23. The additional reason appears to be since the service of the teacher will be reckoned from the date of absorption in the Government, the past service rendered in the private Ayurvedic college in terms of the affidavit filed by the State Government stands obliterated for all practical purposes. This further supports the eligibility of the teacher to be looked into as on the cutoff date, i.e. 01st June, 1986.
24. Thus, the very premise on which the High Court has proceeded to examine the eligibility of the teachers as on the date they initially entered into service in the year 19781979 and arriving to the conclusion that the teachers who were not holding the postqualification teaching experience of three years from recognized Ayurvedic college as referred to under the Statute would not be eligible for absorption in terms of the notification dated 09th December, 1986, in our considered view, is a clear misconception of law and deserves rejection.
25. We proceed to further examine as to whether the requirement of eligibility of the teaching staff of holding post qualification teaching experience of three years as a teacher/lecturer referred to under the Statute is possible for the incumbent to meet out on which the State counsel has put much emphasis. Our question to him was how far it is practically possible that when you don’t permit a person to be recruited into service as a teacher on the basis of his academic qualification, how he will gain postqualification teaching experience of three years as the condition of eligibility and how both these twin conditions would meet together.
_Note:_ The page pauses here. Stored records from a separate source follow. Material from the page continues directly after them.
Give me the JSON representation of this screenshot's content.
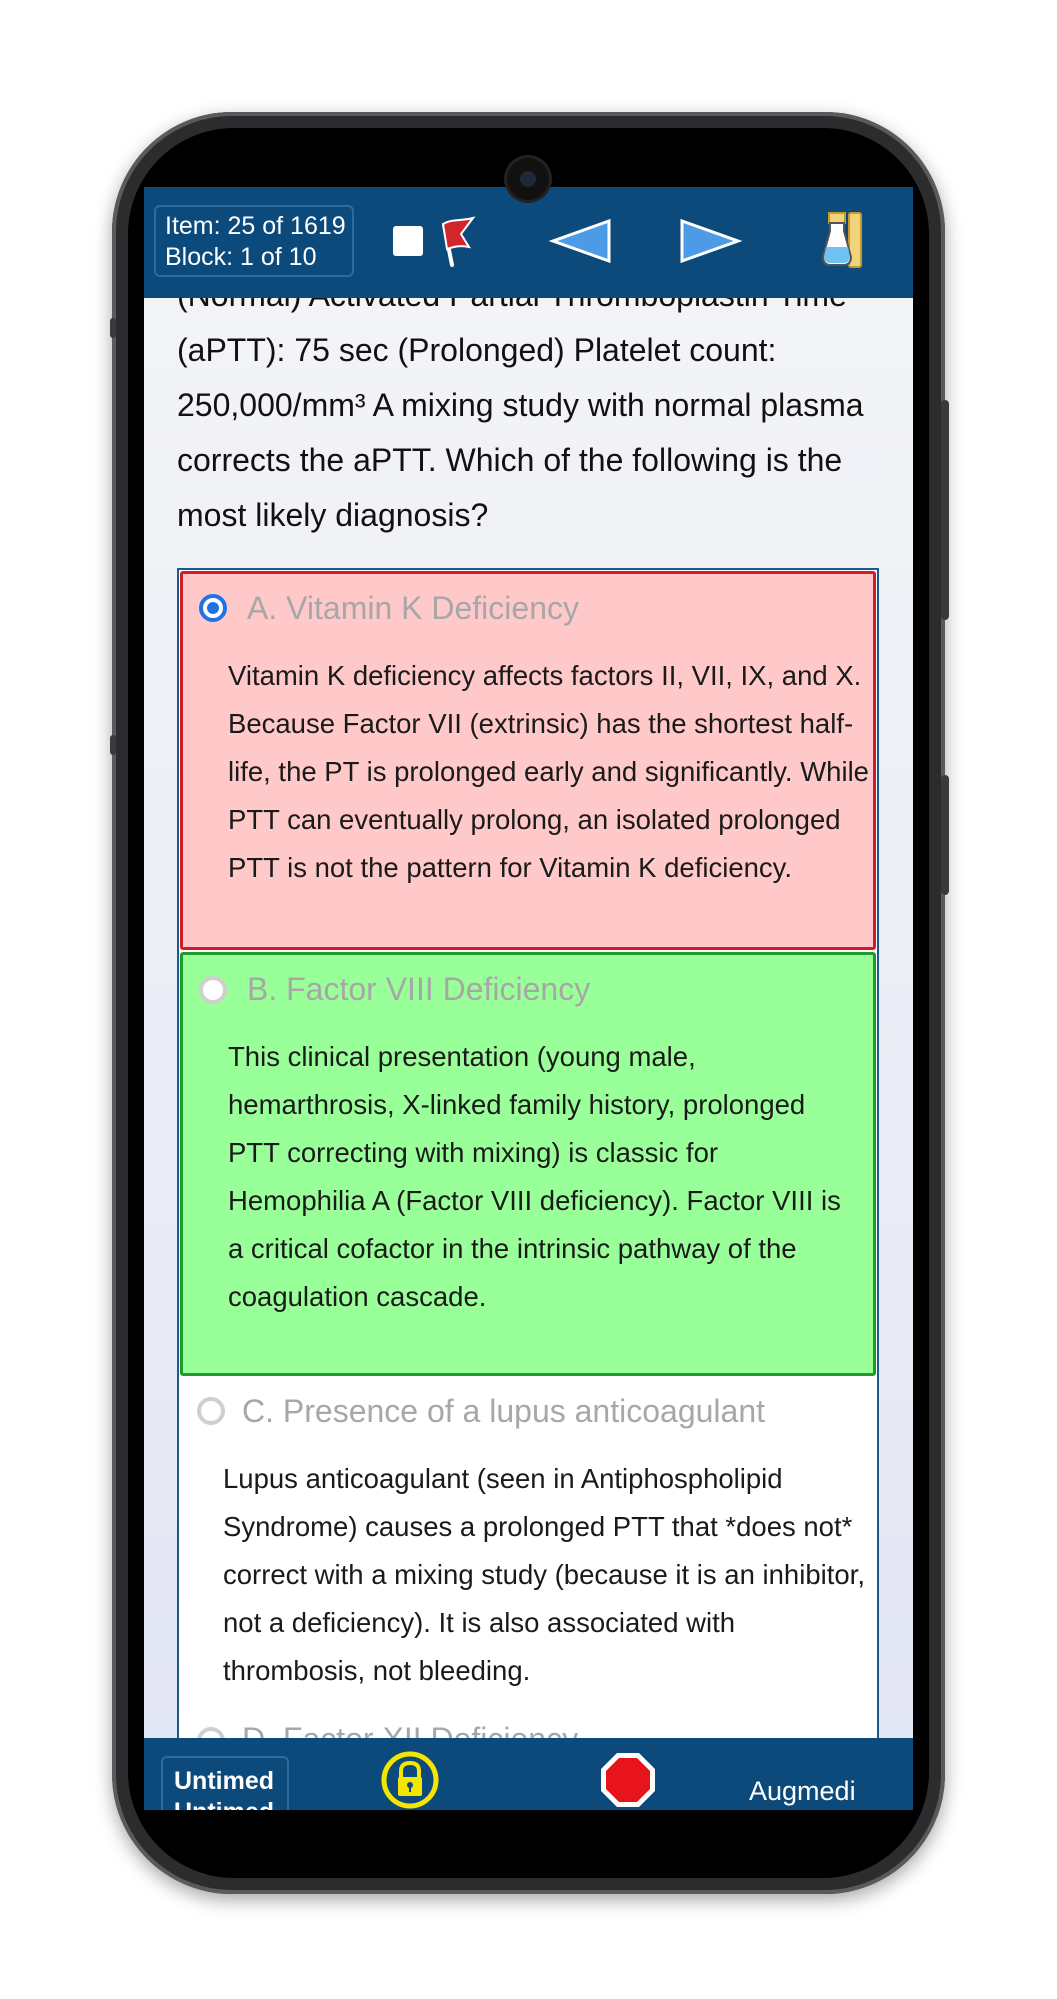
{
  "header": {
    "item_label": "Item: 25 of 1619",
    "block_label": "Block: 1 of 10"
  },
  "question": {
    "text": "(Normal) Activated Partial Thromboplastin Time (aPTT): 75 sec (Prolonged) Platelet count: 250,000/mm³ A mixing study with normal plasma corrects the aPTT. Which of the following is the most likely diagnosis?"
  },
  "options": [
    {
      "label": "A. Vitamin K Deficiency",
      "explanation": "Vitamin K deficiency affects factors II, VII, IX, and X. Because Factor VII (extrinsic) has the shortest half-life, the PT is prolonged early and significantly. While PTT can eventually prolong, an isolated prolonged PTT is not the pattern for Vitamin K deficiency.",
      "selected": true,
      "status": "incorrect"
    },
    {
      "label": "B. Factor VIII Deficiency",
      "explanation": "This clinical presentation (young male, hemarthrosis, X-linked family history, prolonged PTT correcting with mixing) is classic for Hemophilia A (Factor VIII deficiency). Factor VIII is a critical cofactor in the intrinsic pathway of the coagulation cascade.",
      "selected": false,
      "status": "correct"
    },
    {
      "label": "C. Presence of a lupus anticoagulant",
      "explanation": "Lupus anticoagulant (seen in Antiphospholipid Syndrome) causes a prolonged PTT that *does not* correct with a mixing study (because it is an inhibitor, not a deficiency). It is also associated with thrombosis, not bleeding.",
      "selected": false,
      "status": "neutral"
    },
    {
      "label": "D. Factor XII Deficiency",
      "explanation": "",
      "selected": false,
      "status": "neutral"
    }
  ],
  "footer": {
    "timer_line1": "Untimed",
    "timer_line2": "Untimed",
    "brand": "Augmedi"
  },
  "colors": {
    "bar_blue": "#0d4a7c",
    "incorrect_bg": "#ffc9c9",
    "incorrect_border": "#d11a2a",
    "correct_bg": "#99ff99",
    "correct_border": "#1d9a28",
    "radio_blue": "#1e74e6"
  },
  "icons": [
    "flag-icon",
    "previous-arrow-icon",
    "next-arrow-icon",
    "lab-values-icon",
    "lock-icon",
    "stop-icon",
    "camera-icon"
  ]
}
26. Leaned counsel for the respondents even after seeking instructions from the department has come with the explanation that this being the statutory requirement, one is supposed to comply with at the time of initial appointment but he was unable to justify as to how the person on the basis of academic qualification, if not being permitted to teach, may acquire post qualification teaching experience as referred to under the Statute of the Bihar University Act or by CCIM Act, 1970 for entry into service and, in our considered view, the academic qualification and post qualification teaching experience of three years at the entry level post i.e. Lecturer in the instant case, are two different ends which are not possible to meet.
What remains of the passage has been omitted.